Jesus multiplied the loaves and fish miraculously. Some would dispute this happening with the Lord’s Supper. To deny this in the Lord’s Supper is to deny it being possible with the Feeding of the Multitude.  The rationalists reject both, of course, starting with the Lord’s Supper or with the miraculous feeding.

Another part of the argument against Holy Communion is this command –

Take, eat: this is my body,

Although there may be a few exceptions, the only Protestants who teach the Real Presence are the orthodox Lutherans.

Baptists, Presbyterians, Methodists, and others make this a memorial meal, only done in remembrance of the Last Supper.

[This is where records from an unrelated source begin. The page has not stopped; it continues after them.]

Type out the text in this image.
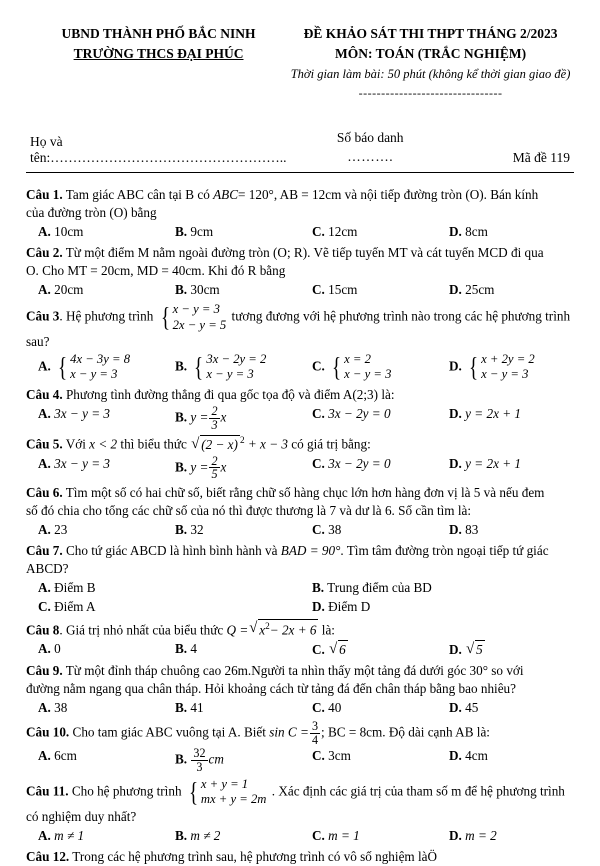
UBND THÀNH PHỐ BẮC NINH
TRƯỜNG THCS ĐẠI PHÚC
ĐỀ KHẢO SÁT THI THPT THÁNG 2/2023
MÔN: TOÁN (TRẮC NGHIỆM)
Thời gian làm bài: 50 phút (không kể thời gian giao đề)
--------------------------------
Họ và tên:……………………………………………..
Số báo danh
……….	Mã đề 119
Câu 1. Tam giác ABC cân tại B có ABC= 120°, AB = 12cm và nội tiếp đường tròn (O). Bán kính
của đường tròn (O) bằng
A. 10cm	B. 9cm	C. 12cm	D. 8cm
Câu 2. Từ một điểm M nằm ngoài đường tròn (O; R). Vẽ tiếp tuyến MT và cát tuyến MCD đi qua
O. Cho MT = 20cm, MD = 40cm. Khi đó R bằng
A. 20cm	B. 30cm	C. 15cm	D. 25cm
Câu 3. Hệ phương trình { x − y = 3
2x − y = 5
tương đương với hệ phương trình nào trong các hệ phương trình
sau?
A. { 4x − 3y = 8
x − y = 3
B. { 3x − 2y = 2
x − y = 3
C. { x = 2
x − y = 3
D. { x + 2y = 2
x − y = 3
Câu 4. Phương tình đường thẳng đi qua gốc tọa độ và điểm A(2;3) là:
A. 3x − y = 3	B. $y = \frac{2}{3}$ x	C. 3x − 2y = 0	D. y = 2x + 1
Câu 5. Với x < 2 thì biểu thức √ (2 − x) $^2$ + x − 3 có giá trị bằng:
A. 3x − y = 3	B. $y = \frac{2}{5}$ x	C. 3x − 2y = 0	D. y = 2x + 1
Câu 6. Tìm một số có hai chữ số, biết rằng chữ số hàng chục lớn hơn hàng đơn vị là 5 và nếu đem
số đó chia cho tổng các chữ số của nó thì được thương là 7 và dư là 6. Số cần tìm là:
A. 23	B. 32	C. 38	D. 83
Câu 7. Cho tứ giác ABCD là hình bình hành và BAD = 90°. Tìm tâm đường tròn ngoại tiếp tứ giác
ABCD?
A. Điểm B	B. Trung điểm của BD
C. Điểm A	D. Điểm D
Câu 8. Giá trị nhỏ nhất của biểu thức Q = √ $x^2- 2x + 6$ là:
A. 0	B. 4	C. √ 6	D. √ 5
Câu 9. Từ một đỉnh tháp chuông cao 26m.Người ta nhìn thấy một tảng đá dưới góc 30° so với
đường nằm ngang qua chân tháp. Hỏi khoảng cách từ tảng đá đến chân tháp bằng bao nhiêu?
A. 38	B. 41	C. 40	D. 45
Câu 10. Cho tam giác ABC vuông tại A. Biết $\sin C = \frac{3}{4}$ ; BC = 8cm. Độ dài cạnh AB là:
A. 6cm	B. $\frac{32}{3}$ cm	C. 3cm	D. 4cm
Câu 11. Cho hệ phương trình { x + y = 1
mx + y = 2m
. Xác định các giá trị của tham số m để hệ phương trình
có nghiệm duy nhất?
A. m ≠ 1	B. m ≠ 2	C. m = 1	D. m = 2
Câu 12. Trong các hệ phương trình sau, hệ phương trình có vô số nghiệm làÖ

They say this – “Jesus spoke in Aramaic, a form of Hebrew. Aramaic has no word for is. Therefore, Jesus never said these words.”

That argument is based upon a false assumption and bad information. We only have one text of the New Testament, which is Greek. And Greek does have the word is.

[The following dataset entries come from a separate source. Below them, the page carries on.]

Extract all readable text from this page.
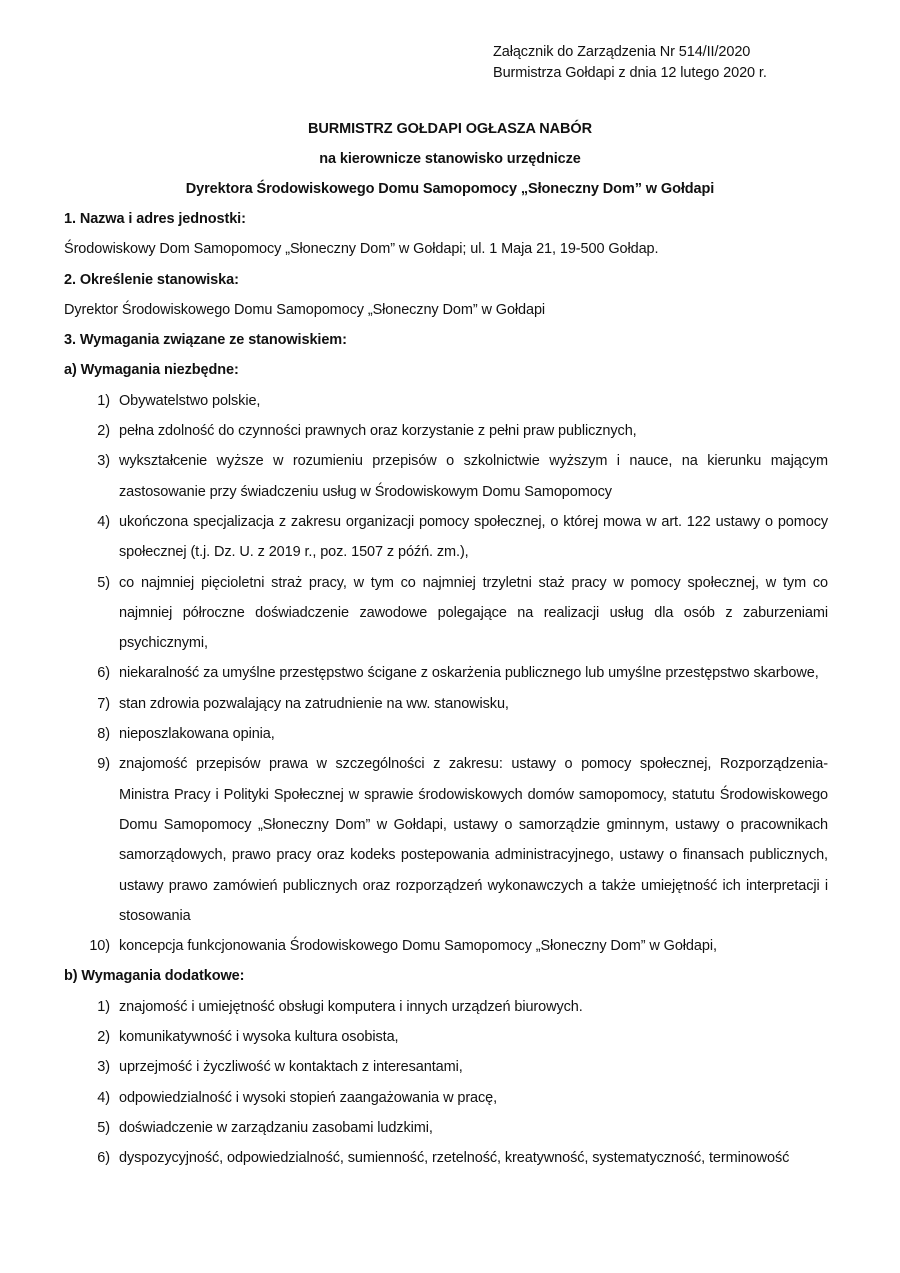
Załącznik do Zarządzenia Nr 514/II/2020
Burmistrza Gołdapi z dnia 12 lutego 2020 r.
BURMISTRZ GOŁDAPI OGŁASZA NABÓR
na kierownicze stanowisko urzędnicze
Dyrektora Środowiskowego Domu Samopomocy „Słoneczny Dom” w Gołdapi

1. Nazwa i adres jednostki:

Środowiskowy Dom Samopomocy „Słoneczny Dom” w Gołdapi; ul. 1 Maja 21, 19-500 Gołdap.

2. Określenie stanowiska:

Dyrektor Środowiskowego Domu Samopomocy „Słoneczny Dom” w Gołdapi

3. Wymagania związane ze stanowiskiem:

a) Wymagania niezbędne:

1) Obywatelstwo polskie,
2) pełna zdolność do czynności prawnych oraz korzystanie z pełni praw publicznych,
3) wykształcenie wyższe w rozumieniu przepisów o szkolnictwie wyższym i nauce, na kierunku mającym zastosowanie przy świadczeniu usług w Środowiskowym Domu Samopomocy
4) ukończona specjalizacja z zakresu organizacji pomocy społecznej, o której mowa w art. 122 ustawy o pomocy społecznej (t.j. Dz. U. z 2019 r., poz. 1507 z późń. zm.),
5) co najmniej pięcioletni straż pracy, w tym co najmniej trzyletni staż pracy w pomocy społecznej, w tym co najmniej półroczne doświadczenie zawodowe polegające na realizacji usług dla osób z zaburzeniami psychicznymi,
6) niekaralność za umyślne przestępstwo ścigane z oskarżenia publicznego lub umyślne przestępstwo skarbowe,
7) stan zdrowia pozwalający na zatrudnienie na ww. stanowisku,
8) nieposzlakowana opinia,
9) znajomość przepisów prawa w szczególności z zakresu: ustawy o pomocy społecznej, Rozporządzenia- Ministra Pracy i Polityki Społecznej w sprawie środowiskowych domów samopomocy, statutu Środowiskowego Domu Samopomocy „Słoneczny Dom” w Gołdapi, ustawy o samorządzie gminnym, ustawy o pracownikach samorządowych, prawo pracy oraz kodeks postepowania administracyjnego, ustawy o finansach publicznych, ustawy prawo zamówień publicznych oraz rozporządzeń wykonawczych a także umiejętność ich interpretacji i stosowania
10) koncepcja funkcjonowania Środowiskowego Domu Samopomocy „Słoneczny Dom” w Gołdapi,

b) Wymagania dodatkowe:

1) znajomość i umiejętność obsługi komputera i innych urządzeń biurowych.
2) komunikatywność i wysoka kultura osobista,
3) uprzejmość i życzliwość w kontaktach z interesantami,
4) odpowiedzialność i wysoki stopień zaangażowania w pracę,
5) doświadczenie w zarządzaniu zasobami ludzkimi,
6) dyspozycyjność, odpowiedzialność, sumienność, rzetelność, kreatywność, systematyczność, terminowość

Did Jesus speak only Aramaic? No. The universal language of the time was Greek, thanks to Alexander the Great. We have thousands of Greek New Testament manuscripts from the earliest times, but no Aramaic New Testament.

So the result of this argument is to say, among the strictest Evangelicals, the Scriptures are infallible, inerrant, and they believe in the plenary (complete) inspiration of the Holy Spirit in giving God’s Word to us – except for “is.” The Gospel writers and Paul were wrong in claiming that.

My Moline classmate recently said on Facebook, “I believe it is only symbolic because Jesus never used the word is.” Then He never said “I am the Good Shepherd” or “I am the Way, the Truth, and the Life.”

So we can test this with other passages from Scripture. Did Paul indicate the Real Presence anywhere else.

KJV 1 Corinthians 10:16 The cup of blessing which we bless, is it not the communion of the blood of Christ? The bread which we break, is it not the communion of the body of Christ?

This word communion is the term the unLutherans translations and paraphrases eliminate.

Notice how the Real Presence is taught in so few words. The cup of blessing (similar to the wine blessed at Jewish Sabbath meals) is communion with the blood of Christ. It is not merely wine. It is not just symbolic. It is wine that is also the blood of Christ through the power of the efficacious, consecrating Word.

[Mainline Protestants and Synodical Conference “Lutherans” deny the consecration. Mainline Protestants and the SynCons also teach UOJ. Rejecting the efficacy of the Word does not stop at one article of faith or another, but affects all aspects of the Christian faith. Luther consistently taught the Biblical concept of the divine efficacy of the Word.]

In the same verse –

The bread which we break, is it not the communion of the body of Christ?

Jesus blessed the bread and broke it at the Feeding of the Multitude. He did not say at that time, “This is My Body.”

But here, Paul says bread broken (consecrated by the Word) is also communion with the body of Christ.

Old and New NIV 1 Corinthians 10:16 Is not the cup of thanksgiving for which we give thanks a participation in the blood of Christ? And is not the bread that we break a participation in the body of Christ?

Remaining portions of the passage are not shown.